Quoique, Addis Abeba, pour moi, connais pas…

Cette nième rencontre des mouvances (quatre ou cinq ou quoi?) entre eux, modérée et dirigée par une délégation de la communauté internationale, me fait plus penser à une parodie de la chanson « étoiles de neige » que les enfants de chez nous transforme en « Ento any Genèveeuhhh » c’est-à-dire « emmène à Genève ».

Mais voilà, malgré la neutralité historique de la Suisse, Genève est trop « Union Européenne » et comme le disait l’ancien président, la proximité conseille qu’un état africain héberge d’abord ce genre de rencontre.

A force de faire des blagues idiotes sur les éthiopiens, certains malgaches (pour ne pas dire tous) doivent remettre leur destin entre les mains de ceux qu’on doute qu’ils ne sont ni totalement désintéressés ni cupides – dans un endroit que certains considéraient comme aride, désert et stérile.
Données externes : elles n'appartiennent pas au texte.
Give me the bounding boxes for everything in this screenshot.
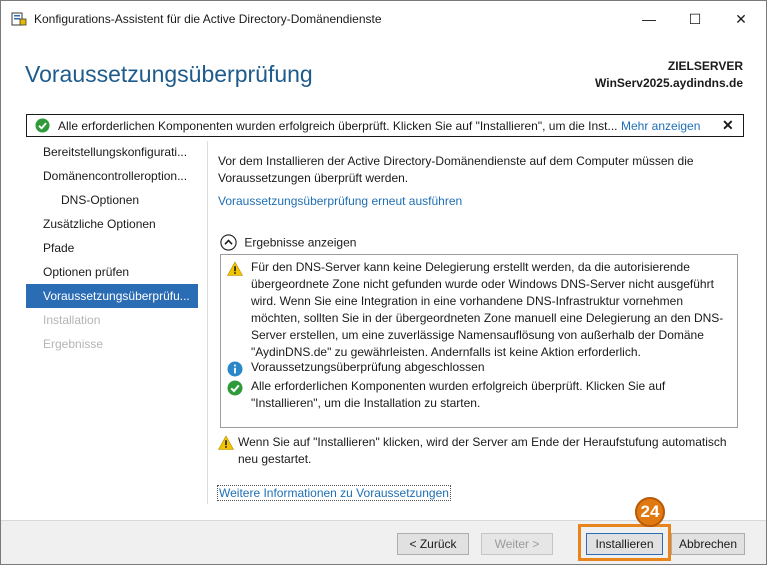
result-text: Voraussetzungsüberprüfung abgeschlossen xyxy=(251,360,485,374)
nav-item-dns-options[interactable]: DNS-Optionen xyxy=(26,188,198,212)
warning-icon xyxy=(227,261,243,276)
minimize-button[interactable]: — xyxy=(626,1,672,37)
server-manager-icon xyxy=(11,12,27,26)
nav-divider xyxy=(207,141,208,504)
cancel-button[interactable]: Abbrechen xyxy=(671,533,745,555)
maximize-button[interactable]: ☐ xyxy=(672,1,718,37)
nav-item-dc-options[interactable]: Domänencontrolleroption... xyxy=(26,164,198,188)
restart-warning-text: Wenn Sie auf "Installieren" klicken, wir… xyxy=(238,435,727,466)
maximize-icon: ☐ xyxy=(688,10,702,27)
target-server-label: ZIELSERVER xyxy=(667,59,743,73)
success-icon xyxy=(227,380,243,396)
more-info-link[interactable]: Weitere Informationen zu Voraussetzungen xyxy=(217,485,451,501)
notification-text: Alle erforderlichen Komponenten wurden e… xyxy=(58,119,618,133)
show-more-link[interactable]: Mehr anzeigen xyxy=(621,119,700,133)
result-text: Alle erforderlichen Komponenten wurden e… xyxy=(251,379,666,410)
info-icon xyxy=(227,361,243,377)
minimize-icon: — xyxy=(642,11,656,27)
install-highlight-box xyxy=(578,524,671,561)
step-number-badge: 24 xyxy=(635,497,665,527)
title-bar[interactable]: Konfigurations-Assistent für die Active … xyxy=(1,1,766,37)
notification-close-icon[interactable]: ✕ xyxy=(722,117,734,134)
nav-item-additional-options[interactable]: Zusätzliche Optionen xyxy=(26,212,198,236)
result-text: Für den DNS-Server kann keine Delegierun… xyxy=(251,260,724,359)
chevron-up-icon xyxy=(220,234,237,251)
nav-item-prerequisites-check[interactable]: Voraussetzungsüberprüfu... xyxy=(26,284,198,308)
nav-item-results: Ergebnisse xyxy=(43,337,104,351)
close-button[interactable]: ✕ xyxy=(718,1,764,37)
result-item-success: Alle erforderlichen Komponenten wurden e… xyxy=(227,378,732,414)
back-button[interactable]: < Zurück xyxy=(397,533,469,555)
results-panel: Für den DNS-Server kann keine Delegierun… xyxy=(220,254,738,428)
success-icon xyxy=(35,118,50,133)
result-item-dns-warning: Für den DNS-Server kann keine Delegierun… xyxy=(227,259,732,361)
page-title: Voraussetzungsüberprüfung xyxy=(25,61,313,87)
nav-item-deployment-config[interactable]: Bereitstellungskonfigurati... xyxy=(26,140,198,164)
result-item-check-complete: Voraussetzungsüberprüfung abgeschlossen xyxy=(227,359,732,377)
nav-item-installation: Installation xyxy=(43,313,101,327)
nav-item-paths[interactable]: Pfade xyxy=(26,236,198,260)
close-icon: ✕ xyxy=(735,10,747,27)
window-title: Konfigurations-Assistent für die Active … xyxy=(34,12,382,26)
wizard-window: Konfigurations-Assistent für die Active … xyxy=(0,0,767,565)
warning-icon xyxy=(218,435,234,450)
notification-bar: Alle erforderlichen Komponenten wurden e… xyxy=(26,114,744,137)
next-button: Weiter > xyxy=(481,533,553,555)
nav-item-review-options[interactable]: Optionen prüfen xyxy=(26,260,198,284)
wizard-nav: Bereitstellungskonfigurati... Domänencon… xyxy=(26,140,198,356)
show-results-label: Ergebnisse anzeigen xyxy=(244,235,357,250)
target-server-name: WinServ2025.aydindns.de xyxy=(595,76,743,90)
rerun-check-link[interactable]: Voraussetzungsüberprüfung erneut ausführ… xyxy=(218,194,462,208)
intro-text: Vor dem Installieren der Active Director… xyxy=(218,154,694,185)
show-results-toggle[interactable]: Ergebnisse anzeigen xyxy=(220,234,356,251)
target-server: ZIELSERVER WinServ2025.aydindns.de xyxy=(595,58,743,92)
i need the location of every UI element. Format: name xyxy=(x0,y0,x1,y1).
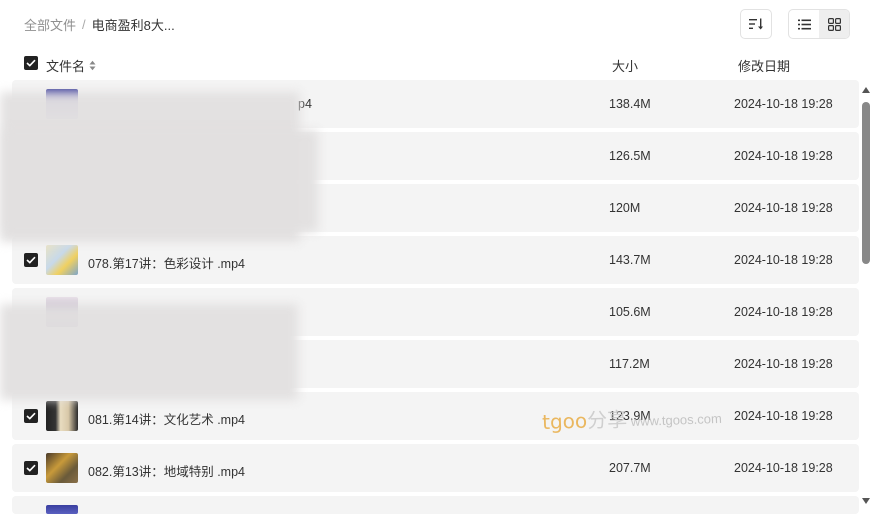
file-size: 120M xyxy=(609,201,641,215)
file-size: 143.7M xyxy=(609,253,651,267)
sort-arrows-icon xyxy=(89,60,96,71)
name-header-label: 文件名 xyxy=(46,59,86,74)
checkmark-icon xyxy=(26,412,36,420)
file-size: 126.5M xyxy=(609,149,651,163)
file-name: 082.第13讲：地域特别 .mp4 xyxy=(88,465,245,479)
file-size: 105.6M xyxy=(609,305,651,319)
file-date: 2024-10-18 19:28 xyxy=(734,357,833,371)
file-name: 078.第17讲：色彩设计 .mp4 xyxy=(88,257,245,271)
file-name: p4 xyxy=(298,97,312,111)
table-row[interactable]: 078.第17讲：色彩设计 .mp4 143.7M 2024-10-18 19:… xyxy=(12,236,859,284)
row-checkbox[interactable] xyxy=(24,253,38,267)
file-date: 2024-10-18 19:28 xyxy=(734,253,833,267)
scrollbar-thumb[interactable] xyxy=(862,102,870,264)
file-size: 138.4M xyxy=(609,97,651,111)
file-date: 2024-10-18 19:28 xyxy=(734,305,833,319)
name-column-header[interactable]: 文件名 xyxy=(46,56,96,75)
file-size: 207.7M xyxy=(609,461,651,475)
file-thumbnail xyxy=(46,453,78,483)
list-view-button[interactable] xyxy=(789,10,819,38)
file-date: 2024-10-18 19:28 xyxy=(734,149,833,163)
file-date: 2024-10-18 19:28 xyxy=(734,201,833,215)
table-row[interactable] xyxy=(12,496,859,514)
checkmark-icon xyxy=(26,256,36,264)
row-checkbox[interactable] xyxy=(24,461,38,475)
breadcrumb-root-link[interactable]: 全部文件 xyxy=(24,15,76,34)
checkmark-icon xyxy=(26,464,36,472)
row-checkbox[interactable] xyxy=(24,409,38,423)
grid-view-button[interactable] xyxy=(819,10,849,38)
size-column-header[interactable]: 大小 xyxy=(612,56,638,75)
sort-button[interactable] xyxy=(740,9,772,39)
file-date: 2024-10-18 19:28 xyxy=(734,409,833,423)
file-thumbnail xyxy=(46,505,78,514)
breadcrumb-separator: / xyxy=(82,17,86,32)
file-thumbnail xyxy=(46,401,78,431)
file-size: 123.9M xyxy=(609,409,651,423)
sort-icon xyxy=(749,18,763,30)
table-header: 文件名 大小 修改日期 xyxy=(0,50,874,78)
blur-redaction xyxy=(4,130,318,232)
table-row[interactable]: 082.第13讲：地域特别 .mp4 207.7M 2024-10-18 19:… xyxy=(12,444,859,492)
top-bar: 全部文件 / 电商盈利8大... xyxy=(0,0,874,48)
checkmark-icon xyxy=(26,59,36,67)
file-date: 2024-10-18 19:28 xyxy=(734,97,833,111)
scroll-down-arrow-icon[interactable] xyxy=(862,498,870,504)
blur-redaction xyxy=(0,304,298,400)
grid-view-icon xyxy=(827,17,841,31)
file-thumbnail xyxy=(46,245,78,275)
breadcrumb: 全部文件 / 电商盈利8大... xyxy=(24,15,175,34)
select-all-checkbox[interactable] xyxy=(24,56,38,70)
file-size: 117.2M xyxy=(609,357,650,371)
scroll-up-arrow-icon[interactable] xyxy=(862,87,870,93)
file-date: 2024-10-18 19:28 xyxy=(734,461,833,475)
breadcrumb-current-folder: 电商盈利8大... xyxy=(91,18,175,33)
list-view-icon xyxy=(797,19,811,29)
view-toggle xyxy=(788,9,850,39)
file-name: 081.第14讲：文化艺术 .mp4 xyxy=(88,413,245,427)
date-column-header[interactable]: 修改日期 xyxy=(738,56,790,75)
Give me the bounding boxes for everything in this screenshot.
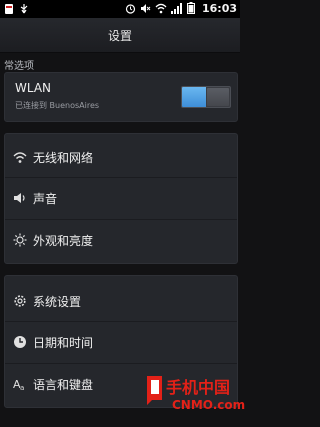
toggle-on-indicator bbox=[182, 87, 206, 107]
menu-item-label: 外观和亮度 bbox=[33, 233, 94, 248]
cnmo-watermark: 手机中国 CNMO.com bbox=[144, 372, 245, 427]
menu-item-label: 语言和键盘 bbox=[33, 377, 94, 392]
wifi-icon bbox=[155, 1, 167, 15]
mute-icon bbox=[140, 1, 152, 15]
settings-group-general: 无线和网络 声音 外观和亮度 bbox=[4, 133, 238, 264]
alarm-icon bbox=[125, 1, 137, 15]
status-bar: 16:03 bbox=[0, 0, 240, 18]
wlan-setting[interactable]: WLAN 已连接到 BuenosAires bbox=[4, 72, 238, 122]
svg-text:a: a bbox=[20, 384, 24, 391]
language-icon: Aa bbox=[13, 377, 27, 391]
section-header: 常选项 bbox=[4, 61, 34, 72]
signal-icon bbox=[170, 1, 182, 15]
app-notification-icon bbox=[3, 2, 15, 16]
title-bar: 设置 bbox=[0, 18, 240, 53]
cnmo-logo-icon bbox=[147, 376, 162, 405]
page-title: 设置 bbox=[107, 28, 132, 43]
watermark-sub: CNMO.com bbox=[172, 398, 246, 412]
menu-item-label: 声音 bbox=[33, 191, 58, 206]
menu-item-display[interactable]: 外观和亮度 bbox=[5, 220, 237, 260]
menu-item-label: 日期和时间 bbox=[33, 335, 94, 350]
clock-icon bbox=[13, 335, 27, 349]
menu-item-label: 无线和网络 bbox=[33, 150, 94, 165]
watermark-text: 手机中国 bbox=[166, 378, 231, 397]
toggle-knob bbox=[207, 88, 229, 106]
battery-icon bbox=[185, 1, 197, 15]
menu-item-label: 系统设置 bbox=[33, 294, 82, 309]
speaker-icon bbox=[13, 191, 27, 205]
wifi-icon bbox=[13, 150, 27, 164]
menu-item-wireless[interactable]: 无线和网络 bbox=[5, 137, 237, 177]
status-time: 16:03 bbox=[201, 1, 237, 15]
brightness-icon bbox=[13, 233, 27, 247]
gear-icon bbox=[13, 294, 27, 308]
menu-item-sound[interactable]: 声音 bbox=[5, 178, 237, 218]
menu-item-datetime[interactable]: 日期和时间 bbox=[5, 322, 237, 362]
usb-icon bbox=[18, 2, 30, 16]
menu-item-system[interactable]: 系统设置 bbox=[5, 281, 237, 321]
wlan-status: 已连接到 BuenosAires bbox=[15, 101, 100, 110]
wlan-title: WLAN bbox=[15, 81, 52, 95]
wlan-toggle[interactable] bbox=[181, 86, 231, 108]
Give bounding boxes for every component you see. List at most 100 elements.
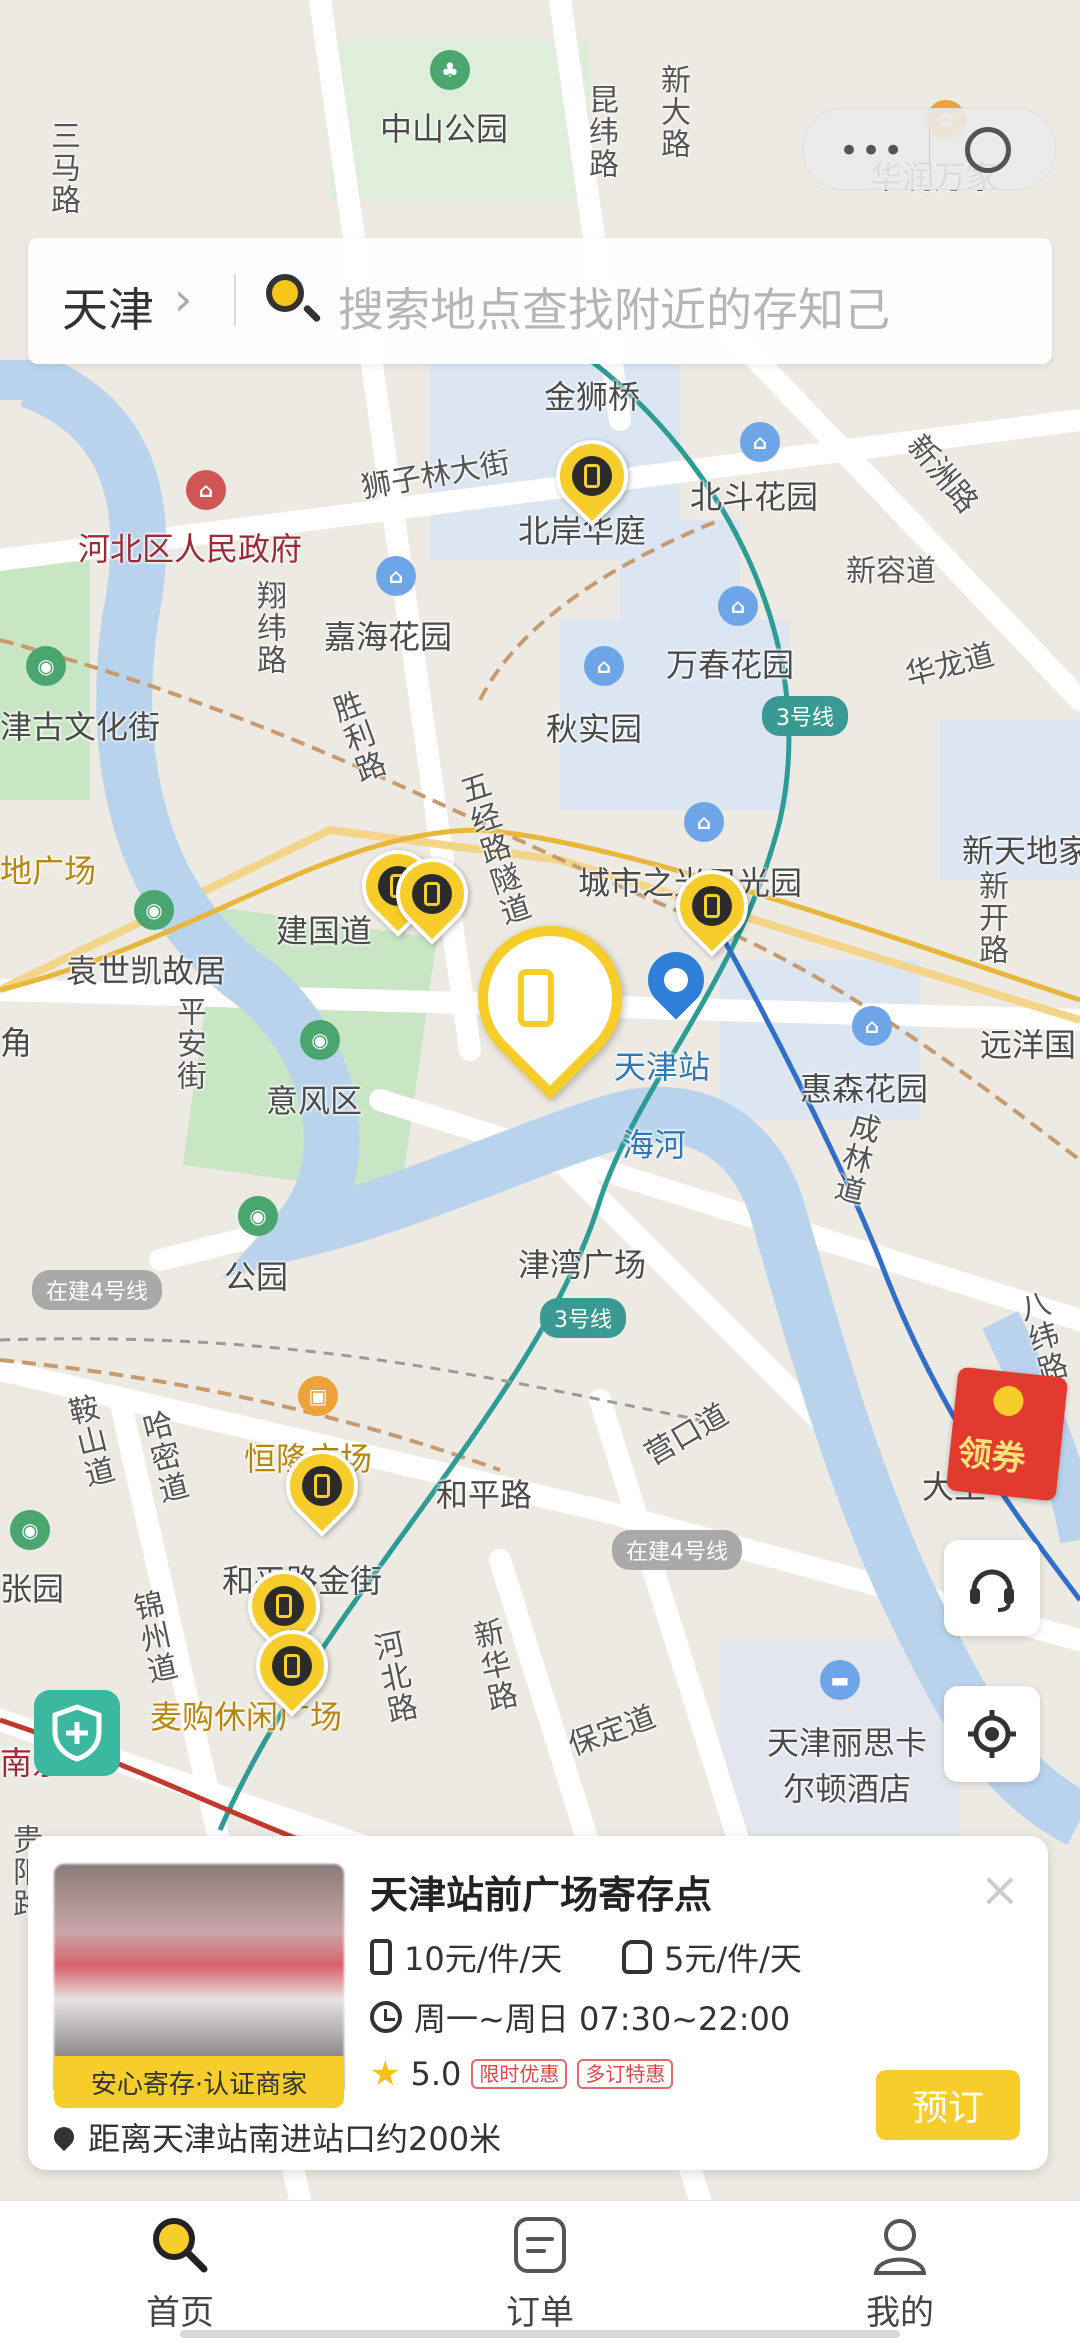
map-label: 公园: [224, 1258, 289, 1296]
search-icon: [148, 2213, 212, 2277]
map-label: 嘉海花园: [324, 618, 453, 656]
miniprogram-capsule: •••: [802, 108, 1056, 190]
status-bar: [0, 0, 1080, 80]
price-bag: 5元/件/天: [622, 1934, 802, 1980]
map-label: 和平路: [436, 1476, 533, 1514]
search-divider: [234, 274, 236, 326]
hotel-icon: ▬: [820, 1660, 860, 1700]
more-menu-button[interactable]: •••: [839, 131, 905, 171]
map-label: 河北区人民政府: [78, 530, 303, 568]
metro-line-badge: 3号线: [540, 1298, 626, 1338]
price-luggage-text: 10元/件/天: [404, 1940, 563, 1978]
tab-home[interactable]: 首页: [80, 2213, 280, 2341]
opening-hours: 周一~周日 07:30~22:00: [370, 1994, 790, 2040]
map-label: 三马路: [45, 120, 80, 216]
map-label: 惠森花园: [800, 1070, 929, 1108]
star-icon: ★: [370, 2054, 401, 2094]
shield-icon: [52, 1704, 102, 1762]
scenic-icon: ◉: [10, 1510, 50, 1550]
map-label: 袁世凯故居: [66, 952, 227, 990]
map-label: 秋实园: [546, 710, 643, 748]
map-label: 新容道: [846, 554, 936, 589]
residence-icon: ⌂: [740, 422, 780, 462]
metro-line-badge: 在建4号线: [32, 1270, 162, 1310]
search-icon: [266, 274, 304, 312]
map-label: 津古文化街: [0, 708, 161, 746]
map-label: 新天地家: [962, 832, 1080, 870]
store-title: 天津站前广场寄存点: [370, 1873, 713, 1917]
store-info-card[interactable]: 安心寄存·认证商家 天津站前广场寄存点 × 10元/件/天 5元/件/天 周一~…: [28, 1836, 1048, 2170]
tab-label: 我的: [866, 2293, 934, 2333]
scenic-icon: ◉: [26, 646, 66, 686]
map-label: 翔纬路: [251, 580, 286, 676]
safety-shield-button[interactable]: [34, 1690, 120, 1776]
city-selector[interactable]: 天津: [62, 274, 154, 340]
close-miniprogram-icon[interactable]: [965, 127, 1011, 173]
residence-icon: ⌂: [584, 646, 624, 686]
tab-profile[interactable]: 我的: [800, 2213, 1000, 2341]
certified-badge: 安心寄存·认证商家: [54, 2056, 344, 2108]
tab-orders[interactable]: 订单: [440, 2213, 640, 2341]
map-label: 中山公园: [380, 110, 509, 148]
metro-line-badge: 在建4号线: [612, 1530, 742, 1570]
rating-value: 5.0: [410, 2055, 462, 2093]
home-indicator: [180, 2330, 900, 2338]
map-label: 新开路: [973, 870, 1008, 966]
search-input[interactable]: 搜索地点查找附近的存知己: [338, 274, 890, 340]
distance-row: 距离天津站南进站口约200米: [49, 2114, 502, 2160]
scenic-icon: ◉: [238, 1196, 278, 1236]
distance-text: 距离天津站南进站口约200米: [88, 2120, 502, 2158]
bottom-tab-bar: 首页 订单 我的: [0, 2200, 1080, 2341]
residence-icon: ⌂: [684, 802, 724, 842]
book-button[interactable]: 预订: [876, 2070, 1020, 2140]
coin-icon: [991, 1384, 1025, 1418]
coupon-label: 领券: [955, 1433, 1028, 1480]
residence-icon: ⌂: [718, 586, 758, 626]
map-label: 张园: [0, 1570, 65, 1608]
map-label: 金狮桥: [544, 378, 641, 416]
map-label: 万春花园: [666, 646, 795, 684]
location-pin-icon: [49, 2122, 79, 2152]
metro-line-badge: 3号线: [762, 696, 848, 736]
promo-tag: 限时优惠: [471, 2059, 568, 2089]
luggage-icon: [370, 1939, 392, 1975]
locate-me-button[interactable]: [944, 1686, 1040, 1782]
government-icon: ⌂: [186, 470, 226, 510]
map-label: 北斗花园: [690, 478, 819, 516]
map-label: 角: [0, 1024, 33, 1062]
chevron-right-icon: ›: [174, 272, 193, 326]
map-label: 建国道: [276, 912, 373, 950]
price-bag-text: 5元/件/天: [664, 1940, 802, 1978]
backpack-icon: [622, 1940, 652, 1974]
coupon-button[interactable]: 领券: [945, 1366, 1069, 1502]
search-bar: 天津 › 搜索地点查找附近的存知己: [28, 238, 1052, 364]
clock-icon: [370, 2001, 402, 2033]
promo-tag: 多订特惠: [577, 2059, 674, 2089]
headset-icon: [970, 1569, 1014, 1612]
map-label: 天津站: [614, 1048, 711, 1086]
profile-icon: [868, 2213, 932, 2277]
price-luggage: 10元/件/天: [370, 1934, 562, 1980]
rating-row: ★ 5.0 限时优惠 多订特惠: [370, 2054, 674, 2094]
map-label: 麦购休闲广场: [150, 1698, 343, 1736]
map-label: 意风区: [266, 1082, 363, 1120]
tab-label: 订单: [506, 2293, 574, 2333]
shopping-icon: ▣: [298, 1376, 338, 1416]
residence-icon: ⌂: [376, 556, 416, 596]
map-label: 远洋国: [980, 1026, 1077, 1064]
capsule-divider: [929, 129, 930, 169]
scenic-icon: ◉: [300, 1020, 340, 1060]
map-label: 地广场: [0, 852, 97, 890]
order-icon: [508, 2213, 572, 2277]
map-label: 海河: [622, 1126, 687, 1164]
map-label: 平安街: [171, 996, 206, 1092]
hours-text: 周一~周日 07:30~22:00: [414, 2000, 791, 2038]
map-label: 天津丽思卡尔顿酒店: [766, 1724, 927, 1808]
locate-icon: [968, 1710, 1016, 1758]
scenic-icon: ◉: [134, 890, 174, 930]
residence-icon: ⌂: [852, 1006, 892, 1046]
map-label: 昆纬路: [583, 84, 618, 180]
customer-service-button[interactable]: [944, 1540, 1040, 1636]
tab-label: 首页: [146, 2293, 214, 2333]
close-card-button[interactable]: ×: [980, 1862, 1020, 1918]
Espérons juste que la délégation ne meurt pas de faim si le festin du jour est juste un grain de riz…

Quoique, Addis Abeba, connais pas,

Ce que nous connaissons tous actuellement à Antananarivo, ce sont les infractions répétitives, l’intolérance mutuelle, la grossièreté et l’indiscipline généralisé, accentué par la faim, le stress face à l’insécurité et l’instabilité, par l’inflation galopante, la dépréciation de l’Ariary, la rareté des devises (?) et ce malgré une bonne dose de communication de la part du ministre de tutelle, etc.

Nous connaissons aussi un degré de saleté et de pollution jamais connu dans la capitale qui entraîne des allergies et des maladies de tout genre et un peu partout. Il y a tellement de sacs en plastique, des morceaux de journal, quelques fois des bouteilles vides, des papiers d’emballage tachés d’huile et de boue, des traces d’huile moteur, des feuilles desséchées et tant d’autres qu’un être aux sens fragiles ne pourra supporter.

Nous connaissons aussi les pavés des rues qui sont enlevés ou qui s’enlèvent tout simplement, des panneaux de signalisation routière en aluminium qui disparaissent, des éléments d’infrastructure qui ont été volés (va voir du côté d’Anosibe, je ne serai pas étonné de retrouver les nids d’autruche et les cochons qui mangent dans les poubelles dans quelques temps si chacun ne prenne pas rapidement ses responsabilités et s’il n’y a pas de mesures draconiennes pour faire face à tel capharnaüm)

Nous connaissons aussi les différentes rumeurs concernant tel ou tel milliards qui sont allés dans la poche d’untel. Sans vraiment porter une sérieuse attention à ces rumeurs on se dit parfois qu’il n’y a pas de fumée sans feu…

Mais sincèrement, nous ne connaissons pas le contenu, l’ordre du jour, le calendrier détaillé (pour jouer le perfectionniste), l’objectif particulier et non global de cette enième rencontre.

Alors, à quand la prochaine rencontre? il faut en décider à Addis Abeba.